The Mets’ strong offensive performance with two outs to date this season comes up a lot, but the numbers are often presented without context. So here’s some:
The Mets have scored 67 of their 118 runs with two outs. That’s not typical, though I don’t know that it’s meaningful either.
Generally, the league as a whole scores just under 38 percent of its runs with two outs, about 38.5 percent with one out, and by far the fewest of its runs with no outs (which makes sense). There’s some variation every year, and the numbers are close enough that it’s not at all uncommon for a team to score more runs with two outs than it did with one out (the Mets did last year, for example, and the National League as a whole did in 2008).
It does seem weird for a team to score 56.8 percent of its runs with two outs, as the Mets have to date in 2012, but since it doesn’t appear the Mets are doing anything appreciably different with two outs than they are with one out or no outs, I’d guess it’s just a heaping helping of early-season randomness.
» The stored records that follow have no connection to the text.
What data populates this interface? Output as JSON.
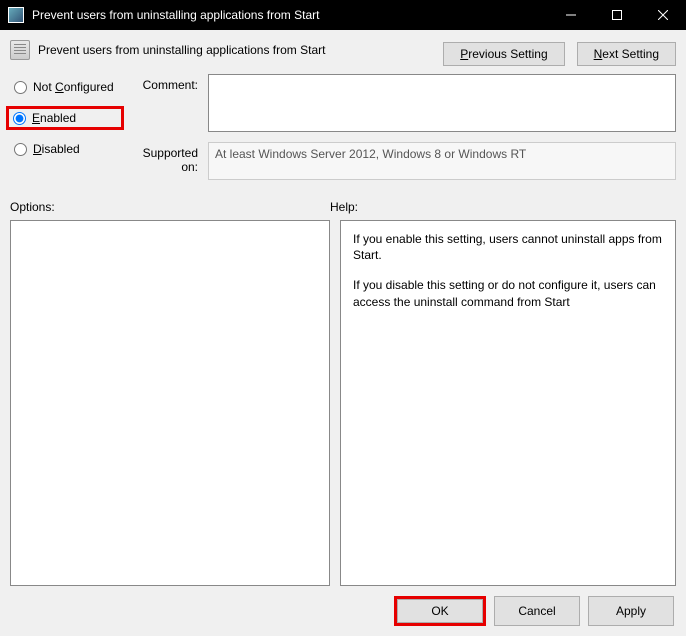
{
  "window": {
    "title": "Prevent users from uninstalling applications from Start"
  },
  "policy": {
    "name": "Prevent users from uninstalling applications from Start",
    "nav_prev": "Previous Setting",
    "nav_next": "Next Setting"
  },
  "state": {
    "not_configured": "Not Configured",
    "enabled": "Enabled",
    "disabled": "Disabled",
    "selected": "enabled"
  },
  "fields": {
    "comment_label": "Comment:",
    "comment_value": "",
    "supported_label": "Supported on:",
    "supported_value": "At least Windows Server 2012, Windows 8 or Windows RT"
  },
  "sections": {
    "options": "Options:",
    "help": "Help:"
  },
  "help_text": {
    "p1": "If you enable this setting, users cannot uninstall apps from Start.",
    "p2": "If you disable this setting or do not configure it, users can access the uninstall command from Start"
  },
  "buttons": {
    "ok": "OK",
    "cancel": "Cancel",
    "apply": "Apply"
  }
}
And part of it certainly has to do with how bad they’ve been with one out — hitting to a .618 OPS, well below their .707 team rate. That’ll even out, and when it does, the two-out stats won’t seem so extraordinary.
Want more weirdness? The Braves have scored 50.6 percent of their runs with one out. Why? Randomness. Sorry, but it’s going to take a hell of an explanation to convince me otherwise.
But if the randomness thing doesn’t satisfy you as an explanation for the Mets’ two-out heroics, try spreading this around and hope it catches on: The Mets never attempt sacrifice bunts with two outs, so they score lots of runs.